この漫画には、オカルト的な話が何回か出てきて、若い頃とても怖い思いをして読んだ記憶があります。
自分が現実の探偵になって、夜のお墓や神社などで張り込みをしていても、何も起きた事はなく、現実にはオカルト現象などは無いと思っていました。
しかし、長く探偵をやっていると、説明が付かない現象に遭遇する事もあり、オカルトとは言わなくても、超常現象と言える体験をしたことがあります。
それは、ある老婆が依頼人の案件でしたが、簡単に言えば近隣トラブルの証拠を得たいというものでした。
玄関周りや庭の植木にいたずらをされるので、警察を呼ぶまでになっている近所の住人が、今度は夜通しセンサーライト付きの防犯カメラを作動させる嫌がらせをしているので証拠を押さえたいようなのです。
依頼人が言うには、レーザーライトをセンサーに照射してカメラを作動させていると言うので、カメラに映った画像を見せてもらうと、その通りなんらかの光がカメラに映っているのでした。

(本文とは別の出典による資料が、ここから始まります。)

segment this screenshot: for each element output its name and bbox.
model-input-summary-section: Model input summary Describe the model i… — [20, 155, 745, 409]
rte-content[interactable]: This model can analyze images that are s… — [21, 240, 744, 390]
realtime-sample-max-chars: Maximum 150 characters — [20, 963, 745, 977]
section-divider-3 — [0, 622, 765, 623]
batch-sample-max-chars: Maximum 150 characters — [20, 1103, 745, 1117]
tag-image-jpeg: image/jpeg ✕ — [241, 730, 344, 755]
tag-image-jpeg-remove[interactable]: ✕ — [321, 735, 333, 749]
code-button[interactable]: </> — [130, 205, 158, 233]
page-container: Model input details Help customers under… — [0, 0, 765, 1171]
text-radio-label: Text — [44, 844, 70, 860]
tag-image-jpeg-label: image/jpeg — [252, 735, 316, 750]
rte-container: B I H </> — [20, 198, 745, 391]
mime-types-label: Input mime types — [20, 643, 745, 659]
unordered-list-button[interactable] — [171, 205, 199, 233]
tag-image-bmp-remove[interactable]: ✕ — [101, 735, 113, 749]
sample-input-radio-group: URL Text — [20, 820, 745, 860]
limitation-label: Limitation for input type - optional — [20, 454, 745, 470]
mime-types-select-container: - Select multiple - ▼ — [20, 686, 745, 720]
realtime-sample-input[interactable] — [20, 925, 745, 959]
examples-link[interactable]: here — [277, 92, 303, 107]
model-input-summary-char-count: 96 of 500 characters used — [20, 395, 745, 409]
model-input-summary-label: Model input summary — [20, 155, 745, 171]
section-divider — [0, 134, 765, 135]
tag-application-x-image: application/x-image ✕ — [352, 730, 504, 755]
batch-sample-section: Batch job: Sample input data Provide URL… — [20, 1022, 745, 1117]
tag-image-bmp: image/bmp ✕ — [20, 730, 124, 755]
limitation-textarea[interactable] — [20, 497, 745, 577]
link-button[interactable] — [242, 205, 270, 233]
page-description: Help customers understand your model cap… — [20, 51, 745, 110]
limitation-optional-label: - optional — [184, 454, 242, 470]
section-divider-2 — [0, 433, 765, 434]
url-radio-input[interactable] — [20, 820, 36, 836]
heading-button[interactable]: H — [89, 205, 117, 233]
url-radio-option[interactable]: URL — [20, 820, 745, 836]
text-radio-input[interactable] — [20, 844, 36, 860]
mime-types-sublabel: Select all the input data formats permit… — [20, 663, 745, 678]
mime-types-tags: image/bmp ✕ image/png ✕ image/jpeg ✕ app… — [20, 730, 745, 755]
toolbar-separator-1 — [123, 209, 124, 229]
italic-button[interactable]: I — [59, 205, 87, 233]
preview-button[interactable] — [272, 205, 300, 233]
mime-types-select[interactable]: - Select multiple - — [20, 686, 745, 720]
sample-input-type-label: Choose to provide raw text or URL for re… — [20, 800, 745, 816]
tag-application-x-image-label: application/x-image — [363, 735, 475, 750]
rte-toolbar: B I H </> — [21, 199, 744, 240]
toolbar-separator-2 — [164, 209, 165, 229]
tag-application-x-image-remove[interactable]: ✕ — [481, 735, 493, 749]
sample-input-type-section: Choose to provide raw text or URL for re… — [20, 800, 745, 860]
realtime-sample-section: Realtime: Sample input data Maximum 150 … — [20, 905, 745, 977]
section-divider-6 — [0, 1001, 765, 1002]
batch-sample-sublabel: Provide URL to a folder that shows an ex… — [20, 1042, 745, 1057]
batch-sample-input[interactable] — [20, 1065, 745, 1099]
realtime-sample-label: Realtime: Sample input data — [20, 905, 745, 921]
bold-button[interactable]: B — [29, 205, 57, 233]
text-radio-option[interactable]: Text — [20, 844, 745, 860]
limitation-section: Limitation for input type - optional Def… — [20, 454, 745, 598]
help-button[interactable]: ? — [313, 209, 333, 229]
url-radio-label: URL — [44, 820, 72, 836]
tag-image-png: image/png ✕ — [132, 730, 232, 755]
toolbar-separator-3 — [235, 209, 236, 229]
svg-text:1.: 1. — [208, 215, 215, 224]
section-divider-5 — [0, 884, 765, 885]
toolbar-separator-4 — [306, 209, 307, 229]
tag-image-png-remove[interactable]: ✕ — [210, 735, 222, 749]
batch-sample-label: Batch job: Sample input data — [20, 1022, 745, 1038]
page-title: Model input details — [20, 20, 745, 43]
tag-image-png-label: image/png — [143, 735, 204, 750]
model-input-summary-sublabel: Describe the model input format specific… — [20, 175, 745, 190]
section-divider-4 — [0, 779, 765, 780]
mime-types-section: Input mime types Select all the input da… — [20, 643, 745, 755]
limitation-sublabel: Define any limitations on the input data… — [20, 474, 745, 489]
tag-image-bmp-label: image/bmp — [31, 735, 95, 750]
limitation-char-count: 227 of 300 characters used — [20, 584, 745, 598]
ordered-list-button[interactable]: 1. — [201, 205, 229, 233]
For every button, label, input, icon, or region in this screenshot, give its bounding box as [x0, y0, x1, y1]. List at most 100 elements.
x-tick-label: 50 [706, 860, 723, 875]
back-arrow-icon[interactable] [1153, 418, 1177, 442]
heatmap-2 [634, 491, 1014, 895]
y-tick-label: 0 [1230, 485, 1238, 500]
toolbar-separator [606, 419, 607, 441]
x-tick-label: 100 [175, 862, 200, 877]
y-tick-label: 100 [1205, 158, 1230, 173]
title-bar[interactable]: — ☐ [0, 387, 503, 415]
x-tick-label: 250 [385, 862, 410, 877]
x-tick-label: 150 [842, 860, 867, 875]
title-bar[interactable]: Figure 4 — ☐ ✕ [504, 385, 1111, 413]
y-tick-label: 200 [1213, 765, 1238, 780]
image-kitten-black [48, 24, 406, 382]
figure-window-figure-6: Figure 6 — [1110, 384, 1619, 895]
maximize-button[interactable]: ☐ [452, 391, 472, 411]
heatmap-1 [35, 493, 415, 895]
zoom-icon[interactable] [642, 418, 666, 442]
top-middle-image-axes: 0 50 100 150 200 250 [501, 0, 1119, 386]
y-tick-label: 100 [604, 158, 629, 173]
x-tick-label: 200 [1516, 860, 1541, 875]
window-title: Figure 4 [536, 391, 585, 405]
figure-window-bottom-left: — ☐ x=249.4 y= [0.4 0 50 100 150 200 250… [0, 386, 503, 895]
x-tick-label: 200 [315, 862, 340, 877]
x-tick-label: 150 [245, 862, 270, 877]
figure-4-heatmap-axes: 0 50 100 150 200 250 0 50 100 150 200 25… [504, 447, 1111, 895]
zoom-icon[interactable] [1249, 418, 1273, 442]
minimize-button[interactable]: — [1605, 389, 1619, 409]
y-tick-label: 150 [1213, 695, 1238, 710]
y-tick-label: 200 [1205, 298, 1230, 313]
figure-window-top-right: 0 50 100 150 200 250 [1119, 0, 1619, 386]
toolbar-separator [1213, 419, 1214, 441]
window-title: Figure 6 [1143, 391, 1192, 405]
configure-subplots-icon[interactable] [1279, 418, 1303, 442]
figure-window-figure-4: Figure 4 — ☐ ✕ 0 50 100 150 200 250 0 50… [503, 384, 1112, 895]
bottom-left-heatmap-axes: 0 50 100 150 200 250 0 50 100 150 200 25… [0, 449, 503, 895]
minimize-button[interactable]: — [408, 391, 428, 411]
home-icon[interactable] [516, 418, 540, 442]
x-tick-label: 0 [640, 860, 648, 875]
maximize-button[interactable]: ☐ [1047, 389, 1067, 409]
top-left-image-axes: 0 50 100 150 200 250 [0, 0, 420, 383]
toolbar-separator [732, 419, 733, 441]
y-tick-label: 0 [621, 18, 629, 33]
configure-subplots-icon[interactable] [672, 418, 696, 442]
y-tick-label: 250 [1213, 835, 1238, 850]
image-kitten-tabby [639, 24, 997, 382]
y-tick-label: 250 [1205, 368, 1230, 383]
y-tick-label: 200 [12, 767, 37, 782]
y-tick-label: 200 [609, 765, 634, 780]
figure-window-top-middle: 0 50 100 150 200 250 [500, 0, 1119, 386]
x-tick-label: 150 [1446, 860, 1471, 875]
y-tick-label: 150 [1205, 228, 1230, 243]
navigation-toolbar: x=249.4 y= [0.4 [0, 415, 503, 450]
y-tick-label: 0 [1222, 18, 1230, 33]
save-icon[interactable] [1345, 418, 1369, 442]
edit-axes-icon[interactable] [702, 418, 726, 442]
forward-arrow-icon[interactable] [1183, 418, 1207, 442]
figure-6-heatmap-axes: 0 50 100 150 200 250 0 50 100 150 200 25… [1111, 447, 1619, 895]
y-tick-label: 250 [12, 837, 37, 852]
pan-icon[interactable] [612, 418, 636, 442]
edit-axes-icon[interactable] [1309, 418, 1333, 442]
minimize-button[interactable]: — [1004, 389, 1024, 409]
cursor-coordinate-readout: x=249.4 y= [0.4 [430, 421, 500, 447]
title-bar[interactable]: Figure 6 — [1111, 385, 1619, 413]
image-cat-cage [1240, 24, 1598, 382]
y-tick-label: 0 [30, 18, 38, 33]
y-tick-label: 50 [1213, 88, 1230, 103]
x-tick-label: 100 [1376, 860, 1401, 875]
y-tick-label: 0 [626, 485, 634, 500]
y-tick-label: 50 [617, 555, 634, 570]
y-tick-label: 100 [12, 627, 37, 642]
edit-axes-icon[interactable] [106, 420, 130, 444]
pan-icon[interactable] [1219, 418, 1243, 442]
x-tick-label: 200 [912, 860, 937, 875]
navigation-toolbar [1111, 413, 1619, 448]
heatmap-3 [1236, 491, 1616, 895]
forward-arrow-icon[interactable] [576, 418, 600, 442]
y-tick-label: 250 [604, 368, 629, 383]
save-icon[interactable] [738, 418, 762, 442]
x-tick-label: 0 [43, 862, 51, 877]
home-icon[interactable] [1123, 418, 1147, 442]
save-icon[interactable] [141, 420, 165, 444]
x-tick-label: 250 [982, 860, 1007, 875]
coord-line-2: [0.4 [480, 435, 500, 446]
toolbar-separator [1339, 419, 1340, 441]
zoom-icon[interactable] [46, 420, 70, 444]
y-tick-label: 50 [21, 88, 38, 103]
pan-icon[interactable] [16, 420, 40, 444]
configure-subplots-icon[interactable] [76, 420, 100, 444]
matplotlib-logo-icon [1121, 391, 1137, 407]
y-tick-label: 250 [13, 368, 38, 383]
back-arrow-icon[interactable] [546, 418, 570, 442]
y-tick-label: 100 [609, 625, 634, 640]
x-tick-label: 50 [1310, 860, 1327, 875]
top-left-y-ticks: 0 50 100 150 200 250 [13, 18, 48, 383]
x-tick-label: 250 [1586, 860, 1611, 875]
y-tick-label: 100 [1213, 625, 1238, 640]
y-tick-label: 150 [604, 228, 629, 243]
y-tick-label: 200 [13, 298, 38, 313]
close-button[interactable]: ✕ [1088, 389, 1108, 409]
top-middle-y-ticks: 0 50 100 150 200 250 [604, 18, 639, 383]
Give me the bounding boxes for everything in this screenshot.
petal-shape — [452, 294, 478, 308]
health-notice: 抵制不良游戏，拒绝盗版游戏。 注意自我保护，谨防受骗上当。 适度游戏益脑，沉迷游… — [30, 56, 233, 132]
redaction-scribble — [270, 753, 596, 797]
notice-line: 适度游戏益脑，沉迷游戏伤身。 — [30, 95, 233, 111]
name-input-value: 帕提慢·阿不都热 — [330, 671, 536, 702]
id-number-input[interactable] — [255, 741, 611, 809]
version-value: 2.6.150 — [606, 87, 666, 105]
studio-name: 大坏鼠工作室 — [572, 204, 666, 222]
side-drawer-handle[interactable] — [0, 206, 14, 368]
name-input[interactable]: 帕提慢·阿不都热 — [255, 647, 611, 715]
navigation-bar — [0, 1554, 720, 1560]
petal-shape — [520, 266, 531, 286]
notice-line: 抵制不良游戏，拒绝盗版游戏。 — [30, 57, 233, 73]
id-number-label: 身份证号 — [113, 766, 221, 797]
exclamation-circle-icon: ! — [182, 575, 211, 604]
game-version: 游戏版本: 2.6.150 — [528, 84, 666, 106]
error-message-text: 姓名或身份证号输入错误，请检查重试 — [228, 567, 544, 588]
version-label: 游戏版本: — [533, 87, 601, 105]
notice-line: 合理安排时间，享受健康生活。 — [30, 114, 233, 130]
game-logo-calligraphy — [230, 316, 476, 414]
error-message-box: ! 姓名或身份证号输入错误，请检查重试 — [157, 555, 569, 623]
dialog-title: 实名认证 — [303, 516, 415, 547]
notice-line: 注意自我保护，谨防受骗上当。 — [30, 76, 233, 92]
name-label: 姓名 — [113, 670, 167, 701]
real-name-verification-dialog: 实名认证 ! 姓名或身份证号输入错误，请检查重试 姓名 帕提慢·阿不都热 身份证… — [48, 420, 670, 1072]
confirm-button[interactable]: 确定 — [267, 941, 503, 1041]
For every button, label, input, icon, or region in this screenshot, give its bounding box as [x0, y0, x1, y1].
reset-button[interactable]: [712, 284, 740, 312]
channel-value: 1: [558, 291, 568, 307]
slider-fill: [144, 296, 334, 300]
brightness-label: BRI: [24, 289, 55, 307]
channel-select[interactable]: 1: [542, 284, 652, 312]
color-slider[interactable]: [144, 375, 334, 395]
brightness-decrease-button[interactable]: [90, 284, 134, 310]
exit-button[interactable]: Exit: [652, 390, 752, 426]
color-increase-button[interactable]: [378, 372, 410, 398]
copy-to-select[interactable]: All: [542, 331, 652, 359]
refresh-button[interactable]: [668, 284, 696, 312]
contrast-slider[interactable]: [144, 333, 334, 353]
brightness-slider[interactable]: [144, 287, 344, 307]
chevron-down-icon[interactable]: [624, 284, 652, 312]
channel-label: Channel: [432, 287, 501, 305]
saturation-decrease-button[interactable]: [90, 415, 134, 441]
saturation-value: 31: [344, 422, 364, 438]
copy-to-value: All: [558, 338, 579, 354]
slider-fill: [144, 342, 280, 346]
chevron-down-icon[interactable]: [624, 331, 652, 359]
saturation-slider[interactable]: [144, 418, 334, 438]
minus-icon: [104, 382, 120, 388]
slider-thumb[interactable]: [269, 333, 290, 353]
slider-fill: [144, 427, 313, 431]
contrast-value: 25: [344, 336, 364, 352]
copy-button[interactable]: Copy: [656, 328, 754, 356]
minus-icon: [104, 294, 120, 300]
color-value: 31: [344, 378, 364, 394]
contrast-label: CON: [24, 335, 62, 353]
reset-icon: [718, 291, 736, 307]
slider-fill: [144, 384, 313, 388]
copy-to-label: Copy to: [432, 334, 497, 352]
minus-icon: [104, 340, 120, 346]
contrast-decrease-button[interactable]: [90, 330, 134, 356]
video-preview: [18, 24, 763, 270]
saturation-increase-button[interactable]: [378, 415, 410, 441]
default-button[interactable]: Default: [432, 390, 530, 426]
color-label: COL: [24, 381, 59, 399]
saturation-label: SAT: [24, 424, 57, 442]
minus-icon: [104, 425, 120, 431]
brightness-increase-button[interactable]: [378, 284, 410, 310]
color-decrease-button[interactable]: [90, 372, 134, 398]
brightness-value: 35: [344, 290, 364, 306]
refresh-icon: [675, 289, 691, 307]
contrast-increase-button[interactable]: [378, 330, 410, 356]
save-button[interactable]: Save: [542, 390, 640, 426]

しかし、レーザーポインターは、基本的に赤色をしていて、一部緑色などのものはありますが、透明の光だけというものは聞いたことがなく、疑問に思いながら調査を開始しました。
依頼人の家の電気を全部消し、カーテンを閉め、カーテンの隙間から暗視カメラを使い、対象となる隣人の家を監視してみました。
相手の家の明かりも消えていて、雨戸も閉まっていまして、隙間もあるようには見えません。
暗視カメラをもってしても、人の動きはまったく見られず、一応他の家も見てみましたが、光線が出ている家はありませんでした。
しかし、センサーが何度も発動し、ライトとカメラが動く状況は続いているのです。
もしかしたら虫がセンサーに反応しているのかと思い、見てみると特にライトに群がる虫は見られず、しかし録画された映像には光が写っているのは間違いないのです。
これは、警察を呼んだ時にも見てもらったというので、間違いのない話です。
一応、周りの家から光線などが出ていない事が確認できる状態を撮影し、依頼人には原因不明として対応して頂きました。
そしてそのデータを渡す時に案内された部屋には、まだ仏壇の無い状態で遺影と位牌がテーブルに乗っていました。
聞いてみると、つい先日旦那さんが亡くなられたそうで、その部屋は旦那さんの書斎のような部屋だったそうです。
そしてその部屋の外にはガレージがあり、そのガレージの奥にセンサーライトが設置されていました。
まさかとは思いましたが、オカルト的な現象だったのか?と思い、ゾッとしながら依頼人宅から帰った覚えがあります。
モロに何かが出てきたわけではないので、なんとも言えませんが、これが探偵をしていて唯一の不思議な体験です。